Video: Preventive Policing Unit, Helsinki Police Department

 

In Helsinki, prevention works is also largely focused on creating safe and diverse urban areas. Helsinki understood the dangers of detrimental segregation in residential areas early on and has been successfully implementing social mixing in its housing policy for over 50 years. Diversity, dialogue and well-planned structures are the foundation for a safe Helsinki.

The trademark of a successful residential area is diversity. Diversity of people and diversity of homes. Every area in Helsinki should accommodate people in different stages of their lives and meet different needs, explains Mari Randell, Housing programme manager, City of Helsinki.

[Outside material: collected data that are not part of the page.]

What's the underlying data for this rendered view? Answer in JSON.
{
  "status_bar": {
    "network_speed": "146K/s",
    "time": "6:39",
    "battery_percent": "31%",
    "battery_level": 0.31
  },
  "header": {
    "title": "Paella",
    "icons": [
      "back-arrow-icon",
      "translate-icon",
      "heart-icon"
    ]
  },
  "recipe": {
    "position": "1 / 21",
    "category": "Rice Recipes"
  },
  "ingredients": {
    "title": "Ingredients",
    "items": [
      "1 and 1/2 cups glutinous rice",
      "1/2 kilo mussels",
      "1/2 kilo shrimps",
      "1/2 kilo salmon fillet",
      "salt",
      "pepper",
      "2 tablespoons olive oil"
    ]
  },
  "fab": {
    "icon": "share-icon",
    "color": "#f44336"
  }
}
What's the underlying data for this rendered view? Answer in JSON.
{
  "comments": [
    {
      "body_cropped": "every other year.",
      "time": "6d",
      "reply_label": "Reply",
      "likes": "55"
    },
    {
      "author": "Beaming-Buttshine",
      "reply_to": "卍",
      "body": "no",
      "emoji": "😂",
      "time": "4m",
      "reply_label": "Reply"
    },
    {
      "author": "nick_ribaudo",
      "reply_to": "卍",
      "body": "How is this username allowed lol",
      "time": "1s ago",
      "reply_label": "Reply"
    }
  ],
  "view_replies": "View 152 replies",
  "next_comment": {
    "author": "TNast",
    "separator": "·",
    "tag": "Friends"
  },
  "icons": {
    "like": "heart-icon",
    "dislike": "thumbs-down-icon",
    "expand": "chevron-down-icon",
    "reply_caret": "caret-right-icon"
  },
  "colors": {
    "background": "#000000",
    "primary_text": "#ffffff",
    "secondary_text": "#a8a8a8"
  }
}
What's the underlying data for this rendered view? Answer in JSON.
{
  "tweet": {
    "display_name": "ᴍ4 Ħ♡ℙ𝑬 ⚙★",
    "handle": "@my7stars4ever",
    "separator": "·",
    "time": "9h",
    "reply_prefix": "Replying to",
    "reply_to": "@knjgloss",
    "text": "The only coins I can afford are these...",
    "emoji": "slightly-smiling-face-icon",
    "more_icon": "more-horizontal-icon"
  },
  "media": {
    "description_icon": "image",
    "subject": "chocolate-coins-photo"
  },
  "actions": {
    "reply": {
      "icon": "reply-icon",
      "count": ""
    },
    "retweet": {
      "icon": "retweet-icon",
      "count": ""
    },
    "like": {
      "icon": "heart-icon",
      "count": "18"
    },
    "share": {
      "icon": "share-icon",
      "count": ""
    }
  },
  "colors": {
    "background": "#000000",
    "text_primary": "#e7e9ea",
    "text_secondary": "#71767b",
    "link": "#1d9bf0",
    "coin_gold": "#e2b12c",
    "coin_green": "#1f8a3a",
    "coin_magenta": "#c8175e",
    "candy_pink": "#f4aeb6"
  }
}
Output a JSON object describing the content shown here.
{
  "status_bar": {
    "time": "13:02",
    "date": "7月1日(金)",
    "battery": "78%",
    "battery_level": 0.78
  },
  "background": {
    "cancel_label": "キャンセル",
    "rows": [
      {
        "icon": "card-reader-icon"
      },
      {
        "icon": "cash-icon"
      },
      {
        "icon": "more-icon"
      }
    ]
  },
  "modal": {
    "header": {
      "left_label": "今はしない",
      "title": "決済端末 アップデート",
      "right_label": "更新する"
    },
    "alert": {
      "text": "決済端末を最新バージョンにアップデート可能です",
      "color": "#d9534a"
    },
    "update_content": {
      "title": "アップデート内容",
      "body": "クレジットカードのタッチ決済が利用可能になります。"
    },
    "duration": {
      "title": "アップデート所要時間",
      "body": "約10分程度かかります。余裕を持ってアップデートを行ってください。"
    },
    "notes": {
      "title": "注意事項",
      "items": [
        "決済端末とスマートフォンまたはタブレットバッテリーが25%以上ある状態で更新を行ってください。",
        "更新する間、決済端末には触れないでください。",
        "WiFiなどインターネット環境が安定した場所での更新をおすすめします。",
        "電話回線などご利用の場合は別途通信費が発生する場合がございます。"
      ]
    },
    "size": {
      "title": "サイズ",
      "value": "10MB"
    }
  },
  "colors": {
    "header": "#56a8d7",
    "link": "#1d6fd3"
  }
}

The experience of safety is one of the key characteristics of a good area. Helsinki believes that developing active urban spaces that feel inclusive to many different groups of people, strengthens community cohesion and reduces unpleasant or destructive behavior and adds more eyes on the streets.

 

Video: City of Helsinki

 

In Helsinki, coopereation runs through all of the city’s efforts. This includes the prevention of violent extremism (PVE), which is a close operation between police, social services, mental health professions and civil society organisations. Extremism in Finland can be found in all groups that in one way or another are dissatisfied with society. The police in Helsinki therefore prioritise talking to the local people about their worries, fears and what is bothering them, to better understand them and try to solve issues before they turn potentially violent.

 

Video: Helsinki Police Department

“The prevention of extremism is, at its best, very concrete work. The aim is to find new paths together with the person gravitating towards extremism to help them understand how society functions and what the mechanisms are for changing it, as well as to enable them to accept the idea that violence is not the way to change society; we have other systems for that”, explains Jarmo Heinonen, police chief, Helsinki Police Department.